Recently, I’ve shared an article with a colleague of mine. The article had been published in a peer-reviewed journal and the contents were original and interesting. On the other hand, my colleague, being a meticulous reader of scientific texts, has immediately spotted a few simple grammar errors. It was very easy to blame the authors and editors for not correcting such errors before publication, but this triggered another question:
Why don’t we have open source and very high quality grammar checking software that is already integrated into major text editors such as VIM, Emacs, etc.?
Any user of recent version of MS Word is well aware of on-the-fly grammar checking, at least for English. But as many academicians know very well, many of them use LaTeX to typeset their articles and rely on either well-known text editors such as VIM and Emacs, or specialized software for handling LaTeX easily. Therefore, to tell these people “go and check your article using MS Word, or copy paste your article text to an online grammar checking service” does not make a lot of sense. Those methods are not convenient and thus not very usable by hundreds of thousands of scientists writing articles every day. But what would be the ideal way? The answer is simple in theory: We have high quality open source spell checkers, at least for English, and they have been already integrated into major text editors, therefore scientists who write in LaTeX have no excuse for spelling errors, it is simply a matter of activating the spell checker. If only they had similar software for grammar checking, it would be very straightforward and convenient to eliminate the easiest grammar errors, at least for English.
A quick search on the Internet revealed the following for grammar checking on GNU/Linux:
Even though Java based Language Tool software seems more comprehensive, and VIM integration looks much more promising than the one for Emacs (via link grammar), it still does not seem on par with the grammar checker of MS Word.

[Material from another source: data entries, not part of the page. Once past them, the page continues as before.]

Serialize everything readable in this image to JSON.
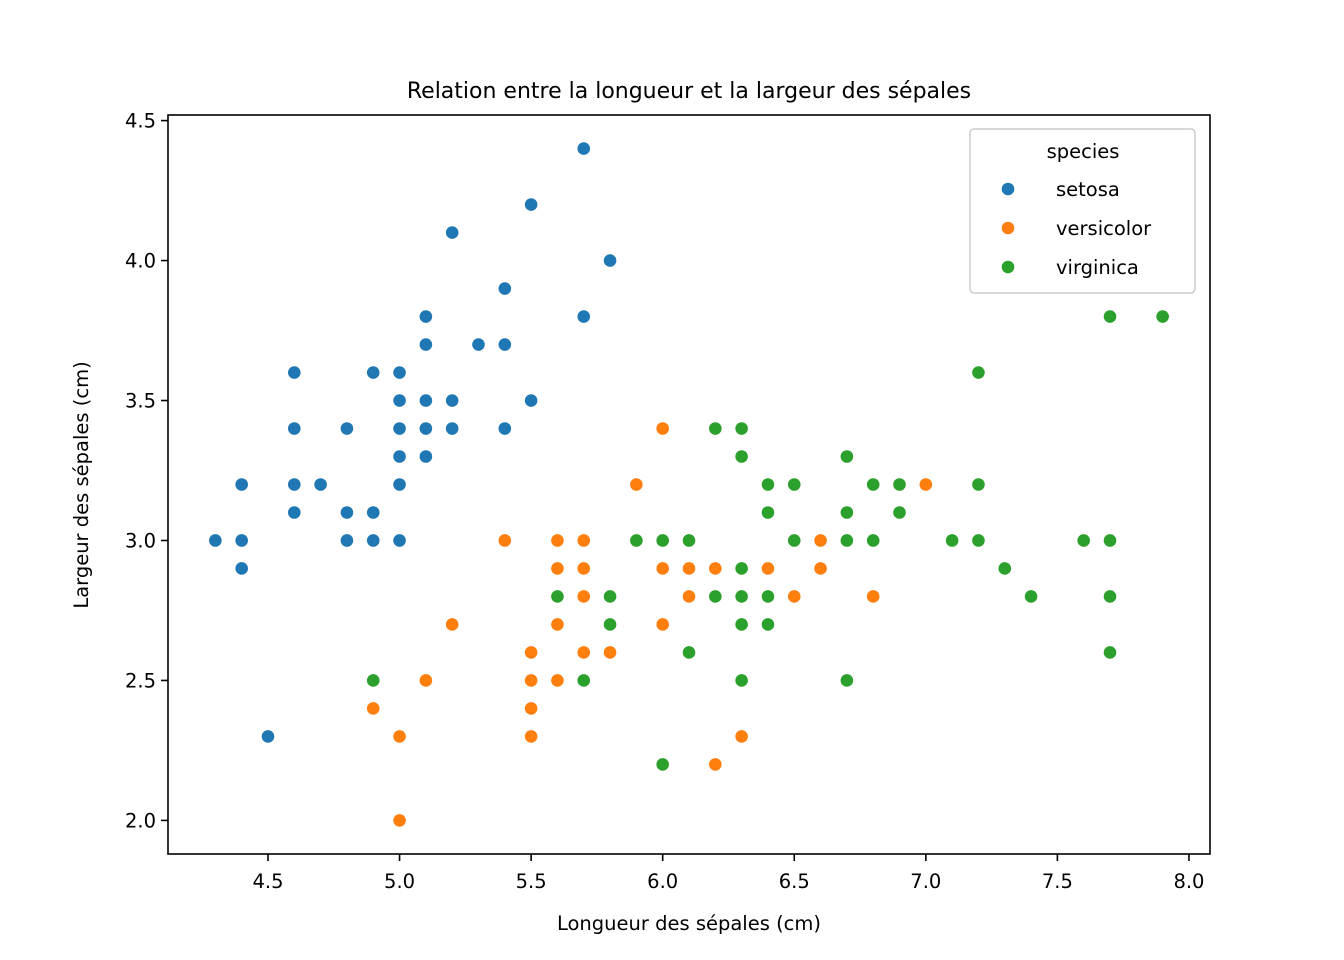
{
  "chart_data": {
    "type": "scatter",
    "title": "Relation entre la longueur et la largeur des sépales",
    "xlabel": "Longueur des sépales (cm)",
    "ylabel": "Largeur des sépales (cm)",
    "xlim": [
      4.12,
      8.08
    ],
    "ylim": [
      1.88,
      4.52
    ],
    "xticks": [
      4.5,
      5.0,
      5.5,
      6.0,
      6.5,
      7.0,
      7.5,
      8.0
    ],
    "xtick_labels": [
      "4.5",
      "5.0",
      "5.5",
      "6.0",
      "6.5",
      "7.0",
      "7.5",
      "8.0"
    ],
    "yticks": [
      2.0,
      2.5,
      3.0,
      3.5,
      4.0,
      4.5
    ],
    "ytick_labels": [
      "2.0",
      "2.5",
      "3.0",
      "3.5",
      "4.0",
      "4.5"
    ],
    "grid": false,
    "legend": {
      "title": "species",
      "placement": "top-right"
    },
    "series": [
      {
        "name": "setosa",
        "color": "#1f77b4",
        "points": [
          [
            4.3,
            3.0
          ],
          [
            4.4,
            3.0
          ],
          [
            4.4,
            3.2
          ],
          [
            4.4,
            2.9
          ],
          [
            4.5,
            2.3
          ],
          [
            4.6,
            3.6
          ],
          [
            4.6,
            3.4
          ],
          [
            4.6,
            3.2
          ],
          [
            4.6,
            3.1
          ],
          [
            4.7,
            3.2
          ],
          [
            4.8,
            3.4
          ],
          [
            4.8,
            3.1
          ],
          [
            4.8,
            3.0
          ],
          [
            4.9,
            3.6
          ],
          [
            4.9,
            3.1
          ],
          [
            4.9,
            3.0
          ],
          [
            5.0,
            3.6
          ],
          [
            5.0,
            3.5
          ],
          [
            5.0,
            3.4
          ],
          [
            5.0,
            3.3
          ],
          [
            5.0,
            3.2
          ],
          [
            5.0,
            3.0
          ],
          [
            5.1,
            3.8
          ],
          [
            5.1,
            3.7
          ],
          [
            5.1,
            3.5
          ],
          [
            5.1,
            3.4
          ],
          [
            5.1,
            3.3
          ],
          [
            5.2,
            4.1
          ],
          [
            5.2,
            3.5
          ],
          [
            5.2,
            3.4
          ],
          [
            5.3,
            3.7
          ],
          [
            5.4,
            3.9
          ],
          [
            5.4,
            3.7
          ],
          [
            5.4,
            3.4
          ],
          [
            5.5,
            4.2
          ],
          [
            5.5,
            3.5
          ],
          [
            5.7,
            4.4
          ],
          [
            5.7,
            3.8
          ],
          [
            5.8,
            4.0
          ]
        ]
      },
      {
        "name": "versicolor",
        "color": "#ff7f0e",
        "points": [
          [
            4.9,
            2.4
          ],
          [
            5.0,
            2.3
          ],
          [
            5.0,
            2.0
          ],
          [
            5.1,
            2.5
          ],
          [
            5.2,
            2.7
          ],
          [
            5.4,
            3.0
          ],
          [
            5.5,
            2.6
          ],
          [
            5.5,
            2.5
          ],
          [
            5.5,
            2.4
          ],
          [
            5.5,
            2.3
          ],
          [
            5.6,
            3.0
          ],
          [
            5.6,
            2.9
          ],
          [
            5.6,
            2.7
          ],
          [
            5.6,
            2.5
          ],
          [
            5.7,
            3.0
          ],
          [
            5.7,
            2.9
          ],
          [
            5.7,
            2.8
          ],
          [
            5.7,
            2.6
          ],
          [
            5.8,
            2.6
          ],
          [
            5.9,
            3.2
          ],
          [
            6.0,
            3.4
          ],
          [
            6.0,
            2.9
          ],
          [
            6.0,
            2.7
          ],
          [
            6.1,
            2.9
          ],
          [
            6.1,
            2.8
          ],
          [
            6.2,
            2.9
          ],
          [
            6.2,
            2.2
          ],
          [
            6.3,
            2.3
          ],
          [
            6.4,
            2.9
          ],
          [
            6.5,
            2.8
          ],
          [
            6.6,
            3.0
          ],
          [
            6.6,
            2.9
          ],
          [
            6.8,
            2.8
          ],
          [
            7.0,
            3.2
          ]
        ]
      },
      {
        "name": "virginica",
        "color": "#2ca02c",
        "points": [
          [
            4.9,
            2.5
          ],
          [
            5.6,
            2.8
          ],
          [
            5.7,
            2.5
          ],
          [
            5.8,
            2.8
          ],
          [
            5.8,
            2.7
          ],
          [
            5.9,
            3.0
          ],
          [
            6.0,
            3.0
          ],
          [
            6.0,
            2.2
          ],
          [
            6.1,
            3.0
          ],
          [
            6.1,
            2.6
          ],
          [
            6.2,
            3.4
          ],
          [
            6.2,
            2.8
          ],
          [
            6.3,
            3.4
          ],
          [
            6.3,
            3.3
          ],
          [
            6.3,
            2.9
          ],
          [
            6.3,
            2.8
          ],
          [
            6.3,
            2.7
          ],
          [
            6.3,
            2.5
          ],
          [
            6.4,
            3.2
          ],
          [
            6.4,
            3.1
          ],
          [
            6.4,
            2.8
          ],
          [
            6.4,
            2.7
          ],
          [
            6.5,
            3.2
          ],
          [
            6.5,
            3.0
          ],
          [
            6.7,
            3.3
          ],
          [
            6.7,
            3.1
          ],
          [
            6.7,
            3.0
          ],
          [
            6.7,
            2.5
          ],
          [
            6.8,
            3.2
          ],
          [
            6.8,
            3.0
          ],
          [
            6.9,
            3.2
          ],
          [
            6.9,
            3.1
          ],
          [
            7.1,
            3.0
          ],
          [
            7.2,
            3.6
          ],
          [
            7.2,
            3.2
          ],
          [
            7.2,
            3.0
          ],
          [
            7.3,
            2.9
          ],
          [
            7.4,
            2.8
          ],
          [
            7.6,
            3.0
          ],
          [
            7.7,
            3.8
          ],
          [
            7.7,
            3.0
          ],
          [
            7.7,
            2.8
          ],
          [
            7.7,
            2.6
          ],
          [
            7.9,
            3.8
          ]
        ]
      }
    ]
  }
}
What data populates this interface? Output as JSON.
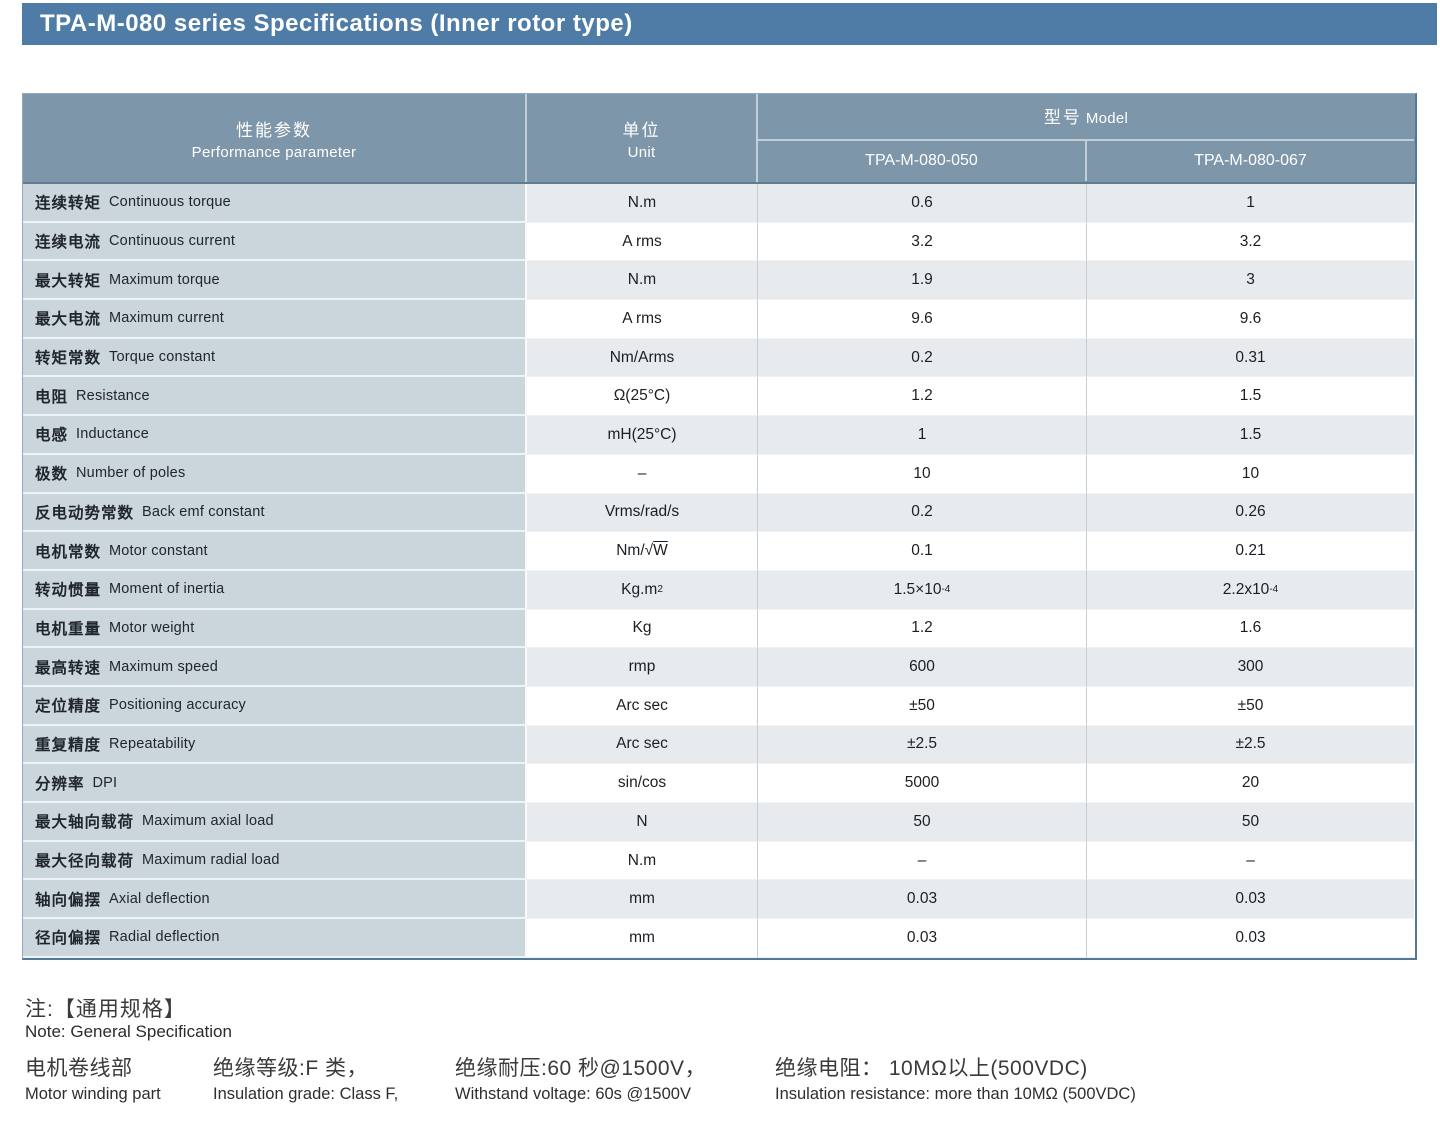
{
  "title": "TPA-M-080 series Specifications (Inner rotor type)",
  "colors": {
    "title_bar": "#4e7ca6",
    "header_bg": "#7e96a9",
    "param_col": "#cbd5dc",
    "row_alt": "#e8ebed",
    "outer_border": "#50799c"
  },
  "table": {
    "header": {
      "param_cn": "性能参数",
      "param_en": "Performance parameter",
      "unit_cn": "单位",
      "unit_en": "Unit",
      "model_cn": "型号",
      "model_en": "Model",
      "models": [
        "TPA-M-080-050",
        "TPA-M-080-067"
      ]
    },
    "rows": [
      {
        "cn": "连续转矩",
        "en": "Continuous torque",
        "unit": "N.m",
        "values": [
          "0.6",
          "1"
        ]
      },
      {
        "cn": "连续电流",
        "en": "Continuous current",
        "unit": "A rms",
        "values": [
          "3.2",
          "3.2"
        ]
      },
      {
        "cn": "最大转矩",
        "en": "Maximum torque",
        "unit": "N.m",
        "values": [
          "1.9",
          "3"
        ]
      },
      {
        "cn": "最大电流",
        "en": "Maximum current",
        "unit": "A rms",
        "values": [
          "9.6",
          "9.6"
        ]
      },
      {
        "cn": "转矩常数",
        "en": "Torque constant",
        "unit": "Nm/Arms",
        "values": [
          "0.2",
          "0.31"
        ]
      },
      {
        "cn": "电阻",
        "en": "Resistance",
        "unit": "Ω(25°C)",
        "values": [
          "1.2",
          "1.5"
        ]
      },
      {
        "cn": "电感",
        "en": "Inductance",
        "unit": "mH(25°C)",
        "values": [
          "1",
          "1.5"
        ]
      },
      {
        "cn": "极数",
        "en": "Number of poles",
        "unit": "–",
        "values": [
          "10",
          "10"
        ]
      },
      {
        "cn": "反电动势常数",
        "en": "Back emf constant",
        "unit": "Vrms/rad/s",
        "values": [
          "0.2",
          "0.26"
        ]
      },
      {
        "cn": "电机常数",
        "en": "Motor constant",
        "unit": "Nm/√W",
        "values": [
          "0.1",
          "0.21"
        ]
      },
      {
        "cn": "转动惯量",
        "en": "Moment of inertia",
        "unit": "Kg.m^2",
        "values": [
          "1.5×10^-4",
          "2.2x10^-4"
        ]
      },
      {
        "cn": "电机重量",
        "en": "Motor weight",
        "unit": "Kg",
        "values": [
          "1.2",
          "1.6"
        ]
      },
      {
        "cn": "最高转速",
        "en": "Maximum speed",
        "unit": "rmp",
        "values": [
          "600",
          "300"
        ]
      },
      {
        "cn": "定位精度",
        "en": "Positioning accuracy",
        "unit": "Arc sec",
        "values": [
          "±50",
          "±50"
        ]
      },
      {
        "cn": "重复精度",
        "en": "Repeatability",
        "unit": "Arc sec",
        "values": [
          "±2.5",
          "±2.5"
        ]
      },
      {
        "cn": "分辨率",
        "en": "DPI",
        "unit": "sin/cos",
        "values": [
          "5000",
          "20"
        ]
      },
      {
        "cn": "最大轴向载荷",
        "en": "Maximum axial load",
        "unit": "N",
        "values": [
          "50",
          "50"
        ]
      },
      {
        "cn": "最大径向载荷",
        "en": "Maximum radial load",
        "unit": "N.m",
        "values": [
          "–",
          "–"
        ]
      },
      {
        "cn": "轴向偏摆",
        "en": "Axial deflection",
        "unit": "mm",
        "values": [
          "0.03",
          "0.03"
        ]
      },
      {
        "cn": "径向偏摆",
        "en": "Radial deflection",
        "unit": "mm",
        "values": [
          "0.03",
          "0.03"
        ]
      }
    ]
  },
  "notes": {
    "title_cn": "注:【通用规格】",
    "title_en": "Note: General Specification",
    "items": [
      {
        "cn": "电机卷线部",
        "en": "Motor winding part"
      },
      {
        "cn": "绝缘等级:F 类，",
        "en": "Insulation grade: Class F,"
      },
      {
        "cn": "绝缘耐压:60 秒@1500V，",
        "en": "Withstand voltage: 60s @1500V"
      },
      {
        "cn": "绝缘电阻： 10MΩ以上(500VDC)",
        "en": "Insulation resistance: more than 10MΩ (500VDC)"
      }
    ]
  }
}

Having said that, there are academicians who criticize MS Word’s grammar checking capabilities: Sandeep Krishnamurthy has dedicated a detailed web page for this at http://faculty.washington.edu/sandeep/check/.
My conclusion can be summarized as follows: Even though the current situation for grammar checking seems to be progressing, it is far from ideal. To have higher quality published articles without grammar errors, and also taking into account the huge population of academicians whose mother tongue is not English, we need smooth integration of grammar checkers into major text editors, as well as specialized LaTeX software.
Moreover, it is important to have a public web page that announces the results for comparing the accuracy and performance of various grammar checkers, including the commercial ones. This would raise the awareness for language quality and help competing software systems show where they stand.
The final question remains, though: Do software developers and Natural Language Processing (NLP) experts have the required incentives to enhance automated quality assurance of written text, not only for English but also for many other languages? The answer does not seem to be a definitive yes.
No amount of automation will probably be able to deal with all the intricacies of natural languages, and a few stupid mistakes in a computer science article will neither cost the authors any money, nor kill anyone. Nevertheless, the challenge remains and is a valid one.